Let me first begin by saying, Rosa, I am so, so incredibly sad that it didn't work out for you this time. She-yit, man.

This TTC business has got to be one of the worst there is.
Crumbs, my friend, a hearty "congrats" and sticky wishes being sent your way!
I don't even know where to begin. I was so sure, like a 100%, that we'd get pregnant. I mean, we were one for one with the IUI. And then, as I'm leaving the country on Monday, 11 days post IUI, I have this bright red blood. Not a lot, but not a smidgin. I cried myself to sleep on Monday night. I told God that I hated him/her several times and even thought about taking a knife to my ovaries (not that I EVER would, just my dramatic woe at the time). And I've been spotting my usual brown stuff ever since. I'll admit, I thought AF would have been here by now. But I'm fairly confident that it will come tomorrow. Ovulation probably happened a day later than I thought, so I'm just off by a day.

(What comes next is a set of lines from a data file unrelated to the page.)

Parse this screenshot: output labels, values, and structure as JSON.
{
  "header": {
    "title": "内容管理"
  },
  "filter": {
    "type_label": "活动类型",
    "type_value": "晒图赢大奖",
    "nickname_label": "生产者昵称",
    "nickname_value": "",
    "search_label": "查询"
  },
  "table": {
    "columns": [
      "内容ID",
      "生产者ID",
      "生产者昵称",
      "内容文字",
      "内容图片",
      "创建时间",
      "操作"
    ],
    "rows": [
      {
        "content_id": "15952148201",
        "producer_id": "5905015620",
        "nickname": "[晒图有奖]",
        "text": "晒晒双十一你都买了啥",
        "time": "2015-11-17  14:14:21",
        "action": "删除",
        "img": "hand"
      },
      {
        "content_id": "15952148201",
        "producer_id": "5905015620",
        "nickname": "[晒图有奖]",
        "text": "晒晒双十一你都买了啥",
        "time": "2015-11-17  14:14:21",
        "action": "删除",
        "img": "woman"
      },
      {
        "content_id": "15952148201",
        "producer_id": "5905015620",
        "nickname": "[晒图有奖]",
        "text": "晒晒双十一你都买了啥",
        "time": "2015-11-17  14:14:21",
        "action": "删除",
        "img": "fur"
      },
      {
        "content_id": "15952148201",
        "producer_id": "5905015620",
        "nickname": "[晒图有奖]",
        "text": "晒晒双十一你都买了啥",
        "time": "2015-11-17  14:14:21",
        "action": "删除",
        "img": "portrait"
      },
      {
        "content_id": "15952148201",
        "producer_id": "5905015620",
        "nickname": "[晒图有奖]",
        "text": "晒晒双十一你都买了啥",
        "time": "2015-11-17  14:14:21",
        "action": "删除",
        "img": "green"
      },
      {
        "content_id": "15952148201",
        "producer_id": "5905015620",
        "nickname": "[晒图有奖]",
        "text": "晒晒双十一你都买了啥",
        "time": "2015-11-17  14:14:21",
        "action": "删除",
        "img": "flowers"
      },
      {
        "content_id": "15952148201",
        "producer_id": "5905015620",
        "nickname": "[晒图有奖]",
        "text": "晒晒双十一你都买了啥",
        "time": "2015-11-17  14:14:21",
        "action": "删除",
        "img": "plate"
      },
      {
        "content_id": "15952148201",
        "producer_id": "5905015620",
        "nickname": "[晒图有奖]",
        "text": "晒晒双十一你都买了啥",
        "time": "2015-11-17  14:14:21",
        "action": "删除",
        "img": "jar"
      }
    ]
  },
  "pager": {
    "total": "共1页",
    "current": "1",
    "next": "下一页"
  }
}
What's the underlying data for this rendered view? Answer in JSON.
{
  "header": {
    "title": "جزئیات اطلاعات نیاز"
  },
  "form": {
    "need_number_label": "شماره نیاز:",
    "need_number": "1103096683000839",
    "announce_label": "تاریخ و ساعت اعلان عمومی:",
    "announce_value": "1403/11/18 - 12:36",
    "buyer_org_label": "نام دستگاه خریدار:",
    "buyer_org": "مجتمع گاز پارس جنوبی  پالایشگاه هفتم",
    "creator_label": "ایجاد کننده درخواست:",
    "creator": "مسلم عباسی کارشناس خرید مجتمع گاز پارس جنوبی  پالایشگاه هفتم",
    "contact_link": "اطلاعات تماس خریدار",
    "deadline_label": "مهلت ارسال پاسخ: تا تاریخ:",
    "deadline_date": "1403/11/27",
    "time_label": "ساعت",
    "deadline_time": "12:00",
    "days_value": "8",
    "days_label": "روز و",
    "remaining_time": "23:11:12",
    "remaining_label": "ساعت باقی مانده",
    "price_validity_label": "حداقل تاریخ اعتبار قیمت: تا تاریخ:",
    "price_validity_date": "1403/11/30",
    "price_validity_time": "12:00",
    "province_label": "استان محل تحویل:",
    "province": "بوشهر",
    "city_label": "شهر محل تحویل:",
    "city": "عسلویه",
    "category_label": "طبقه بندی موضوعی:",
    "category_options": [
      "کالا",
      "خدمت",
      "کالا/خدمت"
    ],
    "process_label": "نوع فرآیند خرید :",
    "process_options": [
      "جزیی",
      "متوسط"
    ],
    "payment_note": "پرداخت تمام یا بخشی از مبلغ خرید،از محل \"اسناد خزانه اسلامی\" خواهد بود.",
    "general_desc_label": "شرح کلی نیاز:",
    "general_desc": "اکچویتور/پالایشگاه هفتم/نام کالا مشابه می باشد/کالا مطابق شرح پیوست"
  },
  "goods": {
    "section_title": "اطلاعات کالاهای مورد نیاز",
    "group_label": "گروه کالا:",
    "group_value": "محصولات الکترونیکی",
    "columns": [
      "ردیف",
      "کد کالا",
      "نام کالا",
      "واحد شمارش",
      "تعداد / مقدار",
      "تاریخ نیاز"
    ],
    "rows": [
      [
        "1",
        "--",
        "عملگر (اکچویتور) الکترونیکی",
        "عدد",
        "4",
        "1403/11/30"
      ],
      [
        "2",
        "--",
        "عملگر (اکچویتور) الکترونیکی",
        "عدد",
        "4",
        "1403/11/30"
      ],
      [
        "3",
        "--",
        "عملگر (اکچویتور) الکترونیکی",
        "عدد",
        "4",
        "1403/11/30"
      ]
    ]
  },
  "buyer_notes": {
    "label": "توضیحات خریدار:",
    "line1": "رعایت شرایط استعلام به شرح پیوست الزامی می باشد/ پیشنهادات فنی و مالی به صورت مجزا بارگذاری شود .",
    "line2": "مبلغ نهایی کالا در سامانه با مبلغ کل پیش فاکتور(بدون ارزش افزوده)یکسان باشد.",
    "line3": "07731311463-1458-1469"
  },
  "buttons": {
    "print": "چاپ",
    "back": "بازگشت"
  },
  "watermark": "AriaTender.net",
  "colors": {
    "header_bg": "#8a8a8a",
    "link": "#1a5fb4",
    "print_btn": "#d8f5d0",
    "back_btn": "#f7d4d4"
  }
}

I told DH that I will go in for another IUI for the November and December cycles, and then, come the new year, we've got to rethink our game plan. We've been at this since July 2009.
Anyway, to answer hopefulmama, I take clomid cycle days 3-7 and it's 50mg. I had to get it fed-exed to me yesterday because I didn't take with me since I was foolishly thinking we'd get pregnant. Well, I'll be starting it up again on Monday, I'm sure.
MrsPTTC, I saw your question to Rosa about whether clomid brought her O forward, and I just wanted to let you know that I usually O CD 19-20 and that, with the exception of this cycle, it brought O forward to CD 14. This cycle is was 16. Who knows about next?

I really hope that cyst doens't cause you pain. I literally couldn't walk for days when mine burst on me in 09.
Mrxmax - I gave up the temping thing a while ago; just wasn't useful for me anymore.
Rosa - I don't want to be a downer, but if we're born with the eggs that we have, how can we improve their quality now? That just doesn't seem possible to me.
Welcome readyornot! I hope you don't have to hang around in the TTC category for too long.
Much love, ladies. I'll try to be in a better mood when I'm on here again.